Being green has nothing to do with wealth

 

/ Environment

29 Jan 2013

 
(c) Ryan Hyde

Environmentalism is about values, not income, new research shows

 
New research shows that being green is not linked with accumulating wealth     Photo © Ryan Hyde

Personal income makes no difference to how much people care about the natural environment, new research from the University of Bristol shows.

Published in the European Sociological Review, the paper reveals that poor people and poor countries prioritise protecting the environment just as much as richer people and richer countries.

Previous research has suggested that richer people are usually ‘greener’, but the new study is the most comprehensive analysis of the relationship between income and environmental attitudes yet.

Dr Malcolm Fairbrother of Bristol’s School of Geographical Sciences compared surveys from 78 nations and analysed data collected over more than a decade by the World Values Survey programme, which started measuring public opinion about the environment in the late 1980s.

Respondents were asked a series of questions about their willingness to pay money to prevent pollution, and about how serious they perceived different kinds of problems to be in their communities.

Dr Fairbrother said: “The analysis looked at differences not just across countries at a given time, but also patterns in how environmental concern has changed as national economies have developed. Sometimes people talk about environmentalism like it’s a kind of luxury good, which you can only really afford once you have enough income. But it turns out that’s not true: as countries get richer, they don’t get any more green than before. Even in quite poor countries, most people say the environment is important to them.”

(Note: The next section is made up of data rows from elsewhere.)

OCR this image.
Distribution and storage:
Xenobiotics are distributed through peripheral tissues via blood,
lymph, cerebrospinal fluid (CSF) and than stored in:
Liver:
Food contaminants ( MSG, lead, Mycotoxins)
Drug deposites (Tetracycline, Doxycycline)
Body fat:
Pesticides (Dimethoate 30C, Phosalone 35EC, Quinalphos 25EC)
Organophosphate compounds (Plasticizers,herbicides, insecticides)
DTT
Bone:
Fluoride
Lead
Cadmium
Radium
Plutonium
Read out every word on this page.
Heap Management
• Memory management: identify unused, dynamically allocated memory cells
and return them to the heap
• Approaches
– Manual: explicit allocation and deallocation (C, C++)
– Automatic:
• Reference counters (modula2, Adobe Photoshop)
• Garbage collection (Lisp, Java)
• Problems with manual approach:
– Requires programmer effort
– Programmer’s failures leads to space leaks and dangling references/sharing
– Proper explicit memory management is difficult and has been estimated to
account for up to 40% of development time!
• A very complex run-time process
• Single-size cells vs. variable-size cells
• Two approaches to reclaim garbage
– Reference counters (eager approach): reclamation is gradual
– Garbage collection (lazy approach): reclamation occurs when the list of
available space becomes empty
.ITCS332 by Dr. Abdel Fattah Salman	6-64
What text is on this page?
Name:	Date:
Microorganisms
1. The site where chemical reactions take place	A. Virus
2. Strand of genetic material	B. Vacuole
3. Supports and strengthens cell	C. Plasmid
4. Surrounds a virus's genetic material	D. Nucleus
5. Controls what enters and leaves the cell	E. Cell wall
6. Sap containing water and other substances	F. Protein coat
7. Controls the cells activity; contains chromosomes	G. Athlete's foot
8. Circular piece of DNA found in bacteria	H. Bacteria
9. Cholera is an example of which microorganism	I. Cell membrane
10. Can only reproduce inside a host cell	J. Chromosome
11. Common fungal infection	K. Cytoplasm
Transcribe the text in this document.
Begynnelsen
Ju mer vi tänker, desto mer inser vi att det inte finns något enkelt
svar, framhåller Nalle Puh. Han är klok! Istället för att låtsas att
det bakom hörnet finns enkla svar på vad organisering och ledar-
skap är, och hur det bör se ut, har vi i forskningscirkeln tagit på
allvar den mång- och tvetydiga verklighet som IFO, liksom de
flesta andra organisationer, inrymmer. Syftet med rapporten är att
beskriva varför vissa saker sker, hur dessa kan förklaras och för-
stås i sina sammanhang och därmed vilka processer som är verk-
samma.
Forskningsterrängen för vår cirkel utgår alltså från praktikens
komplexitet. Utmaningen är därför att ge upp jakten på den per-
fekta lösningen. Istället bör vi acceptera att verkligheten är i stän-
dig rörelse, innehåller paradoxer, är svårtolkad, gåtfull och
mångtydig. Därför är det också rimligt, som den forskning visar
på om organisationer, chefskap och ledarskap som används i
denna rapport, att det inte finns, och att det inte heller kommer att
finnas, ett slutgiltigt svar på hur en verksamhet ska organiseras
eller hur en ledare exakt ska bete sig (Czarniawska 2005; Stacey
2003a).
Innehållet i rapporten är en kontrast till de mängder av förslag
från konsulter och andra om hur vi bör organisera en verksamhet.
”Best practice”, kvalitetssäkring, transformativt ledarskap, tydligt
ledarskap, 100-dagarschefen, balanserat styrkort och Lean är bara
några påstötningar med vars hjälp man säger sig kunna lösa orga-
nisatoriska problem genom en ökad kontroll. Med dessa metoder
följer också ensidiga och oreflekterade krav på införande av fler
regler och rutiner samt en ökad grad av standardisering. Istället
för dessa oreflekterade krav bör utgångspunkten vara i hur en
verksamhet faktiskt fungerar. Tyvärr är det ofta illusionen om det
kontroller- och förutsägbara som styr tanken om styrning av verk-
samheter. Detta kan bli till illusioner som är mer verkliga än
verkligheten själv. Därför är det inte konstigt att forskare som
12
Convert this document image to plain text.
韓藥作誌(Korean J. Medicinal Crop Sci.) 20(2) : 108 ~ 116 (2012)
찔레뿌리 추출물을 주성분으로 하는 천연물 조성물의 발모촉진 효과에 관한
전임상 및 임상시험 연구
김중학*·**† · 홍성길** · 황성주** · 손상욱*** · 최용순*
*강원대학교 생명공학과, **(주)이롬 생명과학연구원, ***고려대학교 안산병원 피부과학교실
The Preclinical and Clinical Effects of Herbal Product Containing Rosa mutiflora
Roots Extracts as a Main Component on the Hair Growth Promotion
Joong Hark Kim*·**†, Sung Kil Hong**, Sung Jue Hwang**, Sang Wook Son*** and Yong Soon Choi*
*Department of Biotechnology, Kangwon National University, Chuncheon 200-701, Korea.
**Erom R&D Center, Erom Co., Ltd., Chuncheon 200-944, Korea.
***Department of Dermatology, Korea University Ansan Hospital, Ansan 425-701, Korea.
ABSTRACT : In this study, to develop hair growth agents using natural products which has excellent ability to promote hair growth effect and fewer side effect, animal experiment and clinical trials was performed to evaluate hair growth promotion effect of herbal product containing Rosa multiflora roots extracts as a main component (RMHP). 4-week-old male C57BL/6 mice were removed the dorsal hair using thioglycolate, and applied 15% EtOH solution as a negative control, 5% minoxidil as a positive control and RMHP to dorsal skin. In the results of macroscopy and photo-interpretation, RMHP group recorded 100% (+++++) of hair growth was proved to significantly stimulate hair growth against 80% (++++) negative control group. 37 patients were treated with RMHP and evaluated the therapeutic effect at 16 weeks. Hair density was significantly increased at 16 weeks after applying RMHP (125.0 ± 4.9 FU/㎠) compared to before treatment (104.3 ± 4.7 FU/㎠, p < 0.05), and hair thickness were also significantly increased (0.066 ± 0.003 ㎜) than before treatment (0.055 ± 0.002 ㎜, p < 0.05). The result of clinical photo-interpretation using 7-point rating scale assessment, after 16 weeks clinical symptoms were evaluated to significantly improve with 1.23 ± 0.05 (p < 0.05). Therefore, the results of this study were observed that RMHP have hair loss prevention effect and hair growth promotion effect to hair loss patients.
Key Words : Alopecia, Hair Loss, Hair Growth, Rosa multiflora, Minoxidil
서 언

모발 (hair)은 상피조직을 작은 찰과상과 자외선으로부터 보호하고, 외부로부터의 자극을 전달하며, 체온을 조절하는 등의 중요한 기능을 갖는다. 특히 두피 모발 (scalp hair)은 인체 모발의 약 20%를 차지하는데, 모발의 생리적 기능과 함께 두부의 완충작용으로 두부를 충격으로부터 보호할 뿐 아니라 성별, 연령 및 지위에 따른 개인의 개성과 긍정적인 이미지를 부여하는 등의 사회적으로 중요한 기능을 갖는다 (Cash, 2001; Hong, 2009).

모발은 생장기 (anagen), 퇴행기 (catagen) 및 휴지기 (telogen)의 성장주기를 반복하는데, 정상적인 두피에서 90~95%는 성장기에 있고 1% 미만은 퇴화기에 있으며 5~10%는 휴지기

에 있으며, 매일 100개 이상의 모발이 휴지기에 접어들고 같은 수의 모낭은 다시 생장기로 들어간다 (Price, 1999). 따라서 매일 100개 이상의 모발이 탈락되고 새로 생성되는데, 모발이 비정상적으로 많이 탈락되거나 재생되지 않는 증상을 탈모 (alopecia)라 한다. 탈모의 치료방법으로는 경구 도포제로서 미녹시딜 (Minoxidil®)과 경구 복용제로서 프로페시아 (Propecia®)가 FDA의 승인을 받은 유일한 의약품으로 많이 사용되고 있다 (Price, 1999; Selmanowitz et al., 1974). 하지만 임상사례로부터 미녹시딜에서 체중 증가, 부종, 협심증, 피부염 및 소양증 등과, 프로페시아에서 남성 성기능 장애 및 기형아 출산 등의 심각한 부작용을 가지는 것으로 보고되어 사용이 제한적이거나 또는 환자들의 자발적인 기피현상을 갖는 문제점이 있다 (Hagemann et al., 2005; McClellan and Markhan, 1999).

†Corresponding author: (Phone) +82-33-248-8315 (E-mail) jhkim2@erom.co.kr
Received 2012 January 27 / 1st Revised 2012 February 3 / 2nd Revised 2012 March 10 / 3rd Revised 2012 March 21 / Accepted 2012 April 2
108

Dr Fairbrother added that there are many reasons why poorer people would be so concerned about the environment: “Think about the pollutants in the air around power plants and incinerators, for example, or about how climate change is leading to higher sea levels off the coast of Bangladesh.

“We all suffer the costs of other people’s pollution, but the poor probably get the worst deal in terms of costs relative to benefits.”

The study did find that within countries at a given level of development, people earning higher incomes said they were more willing to pay more to protect the environment, but only slightly – on other questions there was no significant difference. Overall it was found that people’s environmental attitudes were less tied to income than to their basic values.